Nikon are apparently winding down manufacture of the D700 in favour of the supremely expensive D800 and the rumoured-this-autumn full-frame D600. My D300 suffered further creeping death with the failure of the on-board flash: pop up the flash and the camera freezes. Otherwise, it’s still a supremely useful camera for gigs portraits and on-camera and tethered speedlight.

Jubiliee leggingsI’ve had an itch to go full-frame for a while and snoozed and losed when John Lewis had a batch for £1500 and I missed it. A couple of weeks later, I wandered again onto the John Lewis site and they had two in stock. No, wait, only one. I bought it. Just got to figure out how to get £75 back on their price match promise.

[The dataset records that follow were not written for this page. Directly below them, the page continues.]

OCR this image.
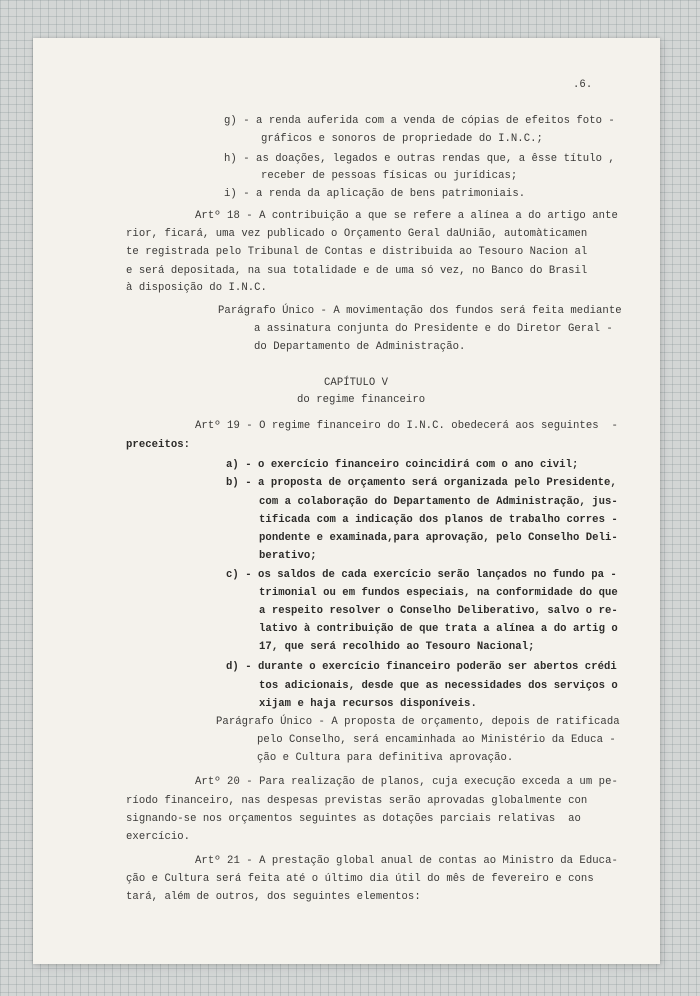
.6.
g) - a renda auferida com a venda de cópias de efeitos foto -
gráficos e sonoros de propriedade do I.N.C.;
h) - as doações, legados e outras rendas que, a êsse título ,
receber de pessoas físicas ou jurídicas;
i) - a renda da aplicação de bens patrimoniais.
Artº 18 - A contribuição a que se refere a alínea a do artigo ante
rior, ficará, uma vez publicado o Orçamento Geral daUnião, automàticamen
te registrada pelo Tribunal de Contas e distribuida ao Tesouro Nacion al
e será depositada, na sua totalidade e de uma só vez, no Banco do Brasil
à disposição do I.N.C.
Parágrafo Único - A movimentação dos fundos será feita mediante
a assinatura conjunta do Presidente e do Diretor Geral -
do Departamento de Administração.
CAPÍTULO V
do regime financeiro
Artº 19 - O regime financeiro do I.N.C. obedecerá aos seguintes  -
preceitos:
a) - o exercício financeiro coincidirá com o ano civil;
b) - a proposta de orçamento será organizada pelo Presidente,
com a colaboração do Departamento de Administração, jus-
tificada com a indicação dos planos de trabalho corres -
pondente e examinada,para aprovação, pelo Conselho Deli-
berativo;
c) - os saldos de cada exercício serão lançados no fundo pa -
trimonial ou em fundos especiais, na conformidade do que
a respeito resolver o Conselho Deliberativo, salvo o re-
lativo à contribuição de que trata a alínea a do artig o
17, que será recolhido ao Tesouro Nacional;
d) - durante o exercício financeiro poderão ser abertos crédi
tos adicionais, desde que as necessidades dos serviços o
xijam e haja recursos disponíveis.
Parágrafo Único - A proposta de orçamento, depois de ratificada
pelo Conselho, será encaminhada ao Ministério da Educa -
ção e Cultura para definitiva aprovação.
Artº 20 - Para realização de planos, cuja execução exceda a um pe-
ríodo financeiro, nas despesas previstas serão aprovadas globalmente con
signando-se nos orçamentos seguintes as dotações parciais relativas  ao
exercício.
Artº 21 - A prestação global anual de contas ao Ministro da Educa-
ção e Cultura será feita até o último dia útil do mês de fevereiro e cons
tará, além de outros, dos seguintes elementos:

The thing about the Nikon D700 is that while people are being most about the D800, the D700 is the same camera it was when it first came out and people were moist about that. It’s full-frame and has a couple of stops of low-light more than the D300. That’ll do for me. I have two AF FF-capable lenses, and a crop 80-200 which will continue to do fine for gigs and portraits.

I took it out today while we were wandering about viewing the London Festival of Photography and mainly have this observation: it’s just the D300 on steroids. It’s got pretty much the same functions as the D300 with some extra goodies like a horizon measure.

I’ve got the “My Menu” set up with my shortcuts again. The wheel under the thumb has a nice positive click. Otherwise, all in all, a good solid purchase. Hopefully I’ll get a good solid five years out of it.